The flow of people migrating from rural areas to cities is predicted to rise to 68% in 2050 worldwide. Due to this, urban residents face multiple challenges from infrastructure issues to personal safety and mobility.
Urbanization demands communities to ensure a sustainable quality of life. In this article, we’ll explain how the smart city concept can meet this challenge.
A smart city and its goals
According to the McKinsey Global Institute, “city smartness” is determined by 3 layers. First, it involves a technology base with a number of smart devices in a communication network.
The second layer represents specific smart apps and data-analysis tools. The third is the wide usage of apps by residents and companies.
At the output, these three layers of smartness improve the living standards of residents: safety, health, energy consumption, and environmental issues, social connectedness, and the cost of living.
In other words, smart city technologies translate into faster commutes, fewer accidents, and crimes, better health, fewer carbon emissions, improving these indicators by 10 to 30 percent.
On top of these metrics, this could mean, inter alia, saved lives. For example, in a city like Rio, smart applications affecting fatalities from homicide, road traffic, and fire ensure some 300 lives saved annually.
Smart city technologies: trends in 2023
Internet of Things (IoT) and Artificial Intelligence (AI) are considered to be the most valuable assets to transform urban digital landscapes. “We are using AI to become the eyes of the city,” says Maarten Sukel, AI lead in Amsterdam. 30% of cities are predicted to take advantage of IoT and AI solutions by 2025.
In 2020, in Great Manchester (UK), AI-run traffic lights were introduced to identify road users and give priority to different modes of transport and people on foot and bikes when necessary.
Shanghai Subway has deployed AI-driven speech and face recognition technology for ticket purchasing.
In transportation, more cities with 500,000 plus residents will also shift from public transport to smart private transportation services like mobility-as-a-service providers, car-sharing services, bikes, and electric scooters.

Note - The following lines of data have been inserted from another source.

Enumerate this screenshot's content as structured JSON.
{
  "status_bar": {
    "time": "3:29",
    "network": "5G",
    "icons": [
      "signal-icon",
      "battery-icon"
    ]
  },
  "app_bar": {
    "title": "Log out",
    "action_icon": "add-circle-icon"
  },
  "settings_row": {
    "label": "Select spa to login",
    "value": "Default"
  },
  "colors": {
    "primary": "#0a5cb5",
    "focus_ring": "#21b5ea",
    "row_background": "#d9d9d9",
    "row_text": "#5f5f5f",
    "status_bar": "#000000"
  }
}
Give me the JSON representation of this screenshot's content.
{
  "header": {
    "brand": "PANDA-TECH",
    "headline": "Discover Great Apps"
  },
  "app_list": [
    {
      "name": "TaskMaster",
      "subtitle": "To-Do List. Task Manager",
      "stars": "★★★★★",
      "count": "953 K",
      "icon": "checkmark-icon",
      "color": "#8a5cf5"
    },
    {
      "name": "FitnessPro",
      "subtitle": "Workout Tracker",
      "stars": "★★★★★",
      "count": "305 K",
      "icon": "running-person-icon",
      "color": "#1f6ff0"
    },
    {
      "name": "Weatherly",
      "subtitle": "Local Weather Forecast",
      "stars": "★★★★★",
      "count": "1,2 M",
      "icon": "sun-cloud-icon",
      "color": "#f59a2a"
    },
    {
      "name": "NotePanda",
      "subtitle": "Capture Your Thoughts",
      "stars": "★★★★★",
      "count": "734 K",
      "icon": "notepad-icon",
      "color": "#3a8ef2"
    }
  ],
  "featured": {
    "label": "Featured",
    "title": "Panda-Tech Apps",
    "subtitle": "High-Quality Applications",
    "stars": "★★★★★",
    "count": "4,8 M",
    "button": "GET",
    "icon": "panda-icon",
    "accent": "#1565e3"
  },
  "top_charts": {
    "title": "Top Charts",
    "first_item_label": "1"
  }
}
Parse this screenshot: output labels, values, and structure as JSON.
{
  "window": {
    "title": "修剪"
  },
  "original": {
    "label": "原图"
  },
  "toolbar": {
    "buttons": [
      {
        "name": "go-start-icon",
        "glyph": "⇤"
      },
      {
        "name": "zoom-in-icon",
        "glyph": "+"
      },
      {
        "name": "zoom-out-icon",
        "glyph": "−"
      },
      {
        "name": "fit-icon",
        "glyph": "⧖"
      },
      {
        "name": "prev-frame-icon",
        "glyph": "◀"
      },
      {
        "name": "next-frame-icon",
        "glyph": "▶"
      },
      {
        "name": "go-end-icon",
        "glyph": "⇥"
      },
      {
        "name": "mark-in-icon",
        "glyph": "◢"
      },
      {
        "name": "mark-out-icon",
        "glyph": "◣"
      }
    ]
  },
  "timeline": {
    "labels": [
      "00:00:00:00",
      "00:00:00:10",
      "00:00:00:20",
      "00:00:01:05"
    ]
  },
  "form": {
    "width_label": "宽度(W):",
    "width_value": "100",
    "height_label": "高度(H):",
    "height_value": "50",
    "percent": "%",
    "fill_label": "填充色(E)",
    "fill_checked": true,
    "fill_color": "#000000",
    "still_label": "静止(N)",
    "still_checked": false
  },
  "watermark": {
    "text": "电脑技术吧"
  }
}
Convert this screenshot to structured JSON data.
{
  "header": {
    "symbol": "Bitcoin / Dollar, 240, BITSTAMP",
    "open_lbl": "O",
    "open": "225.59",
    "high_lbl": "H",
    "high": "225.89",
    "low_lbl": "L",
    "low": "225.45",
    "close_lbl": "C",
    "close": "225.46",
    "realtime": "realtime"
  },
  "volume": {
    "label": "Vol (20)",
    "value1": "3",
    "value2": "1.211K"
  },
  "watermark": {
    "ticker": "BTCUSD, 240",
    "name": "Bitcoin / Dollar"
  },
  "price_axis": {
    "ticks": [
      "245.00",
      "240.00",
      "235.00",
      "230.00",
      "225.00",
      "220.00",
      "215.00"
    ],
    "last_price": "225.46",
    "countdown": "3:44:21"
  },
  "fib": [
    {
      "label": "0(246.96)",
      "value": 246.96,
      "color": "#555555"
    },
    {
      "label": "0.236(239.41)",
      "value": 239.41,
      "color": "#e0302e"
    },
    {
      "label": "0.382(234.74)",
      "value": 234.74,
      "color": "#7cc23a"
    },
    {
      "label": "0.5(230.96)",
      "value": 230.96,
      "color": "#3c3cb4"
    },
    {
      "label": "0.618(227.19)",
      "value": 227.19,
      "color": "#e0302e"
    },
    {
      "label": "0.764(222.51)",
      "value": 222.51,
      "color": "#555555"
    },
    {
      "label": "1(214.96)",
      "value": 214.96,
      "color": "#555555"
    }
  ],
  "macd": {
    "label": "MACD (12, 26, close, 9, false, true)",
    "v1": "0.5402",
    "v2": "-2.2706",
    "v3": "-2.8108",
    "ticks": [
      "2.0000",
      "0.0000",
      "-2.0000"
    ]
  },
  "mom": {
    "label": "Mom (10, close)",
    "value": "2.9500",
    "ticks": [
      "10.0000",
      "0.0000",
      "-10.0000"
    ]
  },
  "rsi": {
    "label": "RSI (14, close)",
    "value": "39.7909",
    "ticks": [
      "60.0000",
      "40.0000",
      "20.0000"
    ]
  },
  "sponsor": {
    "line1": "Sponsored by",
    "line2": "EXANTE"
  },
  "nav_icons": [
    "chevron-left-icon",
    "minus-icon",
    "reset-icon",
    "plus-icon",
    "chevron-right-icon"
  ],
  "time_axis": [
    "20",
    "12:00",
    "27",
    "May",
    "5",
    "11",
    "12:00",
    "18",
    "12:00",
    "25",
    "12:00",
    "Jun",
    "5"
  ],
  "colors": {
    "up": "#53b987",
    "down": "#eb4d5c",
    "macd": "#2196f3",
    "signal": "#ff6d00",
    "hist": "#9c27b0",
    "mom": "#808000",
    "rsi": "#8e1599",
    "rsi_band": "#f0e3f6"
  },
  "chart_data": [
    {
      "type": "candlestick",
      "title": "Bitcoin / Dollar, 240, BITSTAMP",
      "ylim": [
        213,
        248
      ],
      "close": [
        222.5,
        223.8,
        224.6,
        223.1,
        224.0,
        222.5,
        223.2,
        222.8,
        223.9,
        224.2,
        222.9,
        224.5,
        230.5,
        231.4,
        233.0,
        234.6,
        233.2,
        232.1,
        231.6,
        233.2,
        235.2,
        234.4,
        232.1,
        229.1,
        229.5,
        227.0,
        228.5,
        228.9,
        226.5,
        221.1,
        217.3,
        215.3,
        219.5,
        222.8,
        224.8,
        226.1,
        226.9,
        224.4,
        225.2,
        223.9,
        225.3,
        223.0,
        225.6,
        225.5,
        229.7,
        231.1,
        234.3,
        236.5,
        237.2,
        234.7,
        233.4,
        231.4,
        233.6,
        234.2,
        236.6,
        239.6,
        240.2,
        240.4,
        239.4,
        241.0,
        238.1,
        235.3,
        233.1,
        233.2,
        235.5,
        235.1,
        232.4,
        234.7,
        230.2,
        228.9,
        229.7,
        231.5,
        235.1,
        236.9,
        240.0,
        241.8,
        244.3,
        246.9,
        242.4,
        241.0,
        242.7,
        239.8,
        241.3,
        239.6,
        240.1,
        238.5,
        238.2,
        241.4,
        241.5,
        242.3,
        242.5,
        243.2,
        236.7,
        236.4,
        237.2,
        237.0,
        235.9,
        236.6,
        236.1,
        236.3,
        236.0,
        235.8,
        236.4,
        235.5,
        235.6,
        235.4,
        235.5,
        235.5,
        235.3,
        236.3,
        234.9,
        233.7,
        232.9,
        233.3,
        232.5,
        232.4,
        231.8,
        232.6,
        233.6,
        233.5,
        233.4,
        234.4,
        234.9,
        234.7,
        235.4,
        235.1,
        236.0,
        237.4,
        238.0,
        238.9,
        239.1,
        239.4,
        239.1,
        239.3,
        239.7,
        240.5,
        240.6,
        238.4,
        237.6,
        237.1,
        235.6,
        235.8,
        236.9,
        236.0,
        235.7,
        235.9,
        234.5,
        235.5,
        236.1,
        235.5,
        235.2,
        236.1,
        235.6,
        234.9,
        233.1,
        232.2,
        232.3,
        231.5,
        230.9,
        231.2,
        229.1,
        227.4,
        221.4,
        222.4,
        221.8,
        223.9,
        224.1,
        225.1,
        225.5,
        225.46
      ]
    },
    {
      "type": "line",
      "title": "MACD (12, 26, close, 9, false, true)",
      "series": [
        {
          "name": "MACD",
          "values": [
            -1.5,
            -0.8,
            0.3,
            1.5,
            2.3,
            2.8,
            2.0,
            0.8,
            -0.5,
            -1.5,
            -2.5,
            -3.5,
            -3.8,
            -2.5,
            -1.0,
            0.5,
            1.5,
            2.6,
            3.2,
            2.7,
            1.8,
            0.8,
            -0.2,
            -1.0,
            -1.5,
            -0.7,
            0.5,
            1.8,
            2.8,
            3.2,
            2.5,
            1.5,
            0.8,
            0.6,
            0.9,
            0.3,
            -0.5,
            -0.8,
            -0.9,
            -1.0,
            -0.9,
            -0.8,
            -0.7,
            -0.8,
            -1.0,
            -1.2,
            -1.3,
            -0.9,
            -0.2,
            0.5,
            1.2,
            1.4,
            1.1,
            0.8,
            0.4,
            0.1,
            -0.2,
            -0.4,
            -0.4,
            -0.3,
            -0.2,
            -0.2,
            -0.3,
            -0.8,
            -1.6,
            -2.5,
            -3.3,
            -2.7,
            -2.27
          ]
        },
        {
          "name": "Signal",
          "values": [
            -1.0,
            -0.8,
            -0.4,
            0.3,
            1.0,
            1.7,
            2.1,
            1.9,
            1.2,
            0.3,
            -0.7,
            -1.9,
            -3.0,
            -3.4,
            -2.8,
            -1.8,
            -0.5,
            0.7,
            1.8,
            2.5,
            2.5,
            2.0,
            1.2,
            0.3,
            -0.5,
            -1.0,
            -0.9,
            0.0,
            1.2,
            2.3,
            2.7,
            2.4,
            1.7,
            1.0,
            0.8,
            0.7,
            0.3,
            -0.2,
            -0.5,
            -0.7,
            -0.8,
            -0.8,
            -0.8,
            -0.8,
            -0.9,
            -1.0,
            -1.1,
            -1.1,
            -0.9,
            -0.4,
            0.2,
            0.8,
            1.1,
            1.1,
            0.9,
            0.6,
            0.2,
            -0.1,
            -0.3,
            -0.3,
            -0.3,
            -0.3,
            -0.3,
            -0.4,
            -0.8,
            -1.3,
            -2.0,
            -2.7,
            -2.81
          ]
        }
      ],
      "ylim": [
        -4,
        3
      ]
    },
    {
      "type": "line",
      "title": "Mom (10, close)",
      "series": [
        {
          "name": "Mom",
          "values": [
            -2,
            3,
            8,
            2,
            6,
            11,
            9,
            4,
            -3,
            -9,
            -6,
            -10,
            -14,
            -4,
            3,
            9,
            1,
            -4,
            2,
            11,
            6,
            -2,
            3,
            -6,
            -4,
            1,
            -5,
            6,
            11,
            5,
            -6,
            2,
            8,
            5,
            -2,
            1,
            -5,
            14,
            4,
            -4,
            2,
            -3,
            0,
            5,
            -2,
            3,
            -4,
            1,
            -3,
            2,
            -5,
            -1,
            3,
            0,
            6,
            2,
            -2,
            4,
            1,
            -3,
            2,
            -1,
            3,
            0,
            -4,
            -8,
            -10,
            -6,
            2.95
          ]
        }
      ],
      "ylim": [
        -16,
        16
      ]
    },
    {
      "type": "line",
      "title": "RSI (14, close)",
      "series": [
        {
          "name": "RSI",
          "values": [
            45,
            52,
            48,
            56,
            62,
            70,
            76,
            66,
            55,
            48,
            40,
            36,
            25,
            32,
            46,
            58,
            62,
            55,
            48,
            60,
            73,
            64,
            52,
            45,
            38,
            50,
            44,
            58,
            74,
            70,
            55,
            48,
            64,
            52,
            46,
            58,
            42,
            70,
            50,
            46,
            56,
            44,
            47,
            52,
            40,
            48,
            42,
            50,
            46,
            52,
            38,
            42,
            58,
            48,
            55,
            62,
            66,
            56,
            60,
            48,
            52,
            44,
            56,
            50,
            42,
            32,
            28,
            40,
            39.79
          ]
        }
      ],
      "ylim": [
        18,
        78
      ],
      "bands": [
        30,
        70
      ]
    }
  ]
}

It is expected that in 2023 and over smart city use cases will also include more rapid adoption of the following:
- Waste management with IoT sensors for a greener environment.
- Smart city lighting with IoT software adaptive to weather and informing municipalities of relevant lighting issues.
- Water and air quality monitoring to detect polluters, and leakage of wastewater residuals.
- Fire detection sensors that screen premises with an alert to emergency services.
- Wider adoption of digital tools by police to involve not only typical use cases like violent crimes but also lower-level crimes and social issues like juvenile delinquency, homelessness, etc.
- Smart grids for greener energy consumption. This is, perhaps, the most popular implementation of smart city landscape in Europe with renewables overtaking fossils in 2020 for the first time.
Smart city technologies: adoption pace
Although smart city technologies largely penetrate urban landscapes, urban AI-driven data platforms are still in their early days.
Only 31 percent out of the 85 European cities studied by the Erasmus Centre for Data Analytics leverage operational “urban data platform” for data processing from municipal services and the private sector in mobility, logistics, environment, and energy usage.
“A digital twin model to manage urban neighborhood is a very advanced technology that is gathering pace.
The advantage of this technology lies in the possibility to simulate the impact of a change in the urban landscape prior to its physical implementation.” – says Alexey Shliakhouski, CTO at Elinext, a company that has strong expertise in smart solutions software development.
For example, in Helsinki, digital twin technology is used in virtual tourism, climate-related, and energy efficiency issues. The European Commission regards digital twins as a savvy tool to help local governments elaborate smart solutions for better city management.
As a result, Europe takes the lead in making cities smart: best European practices cover both most populated cities and smaller municipalities.
Bottomline
Smart city technologies will be trending in the coming years. We’ll see how this transition shapes urban ecosystems meeting the needs of residents.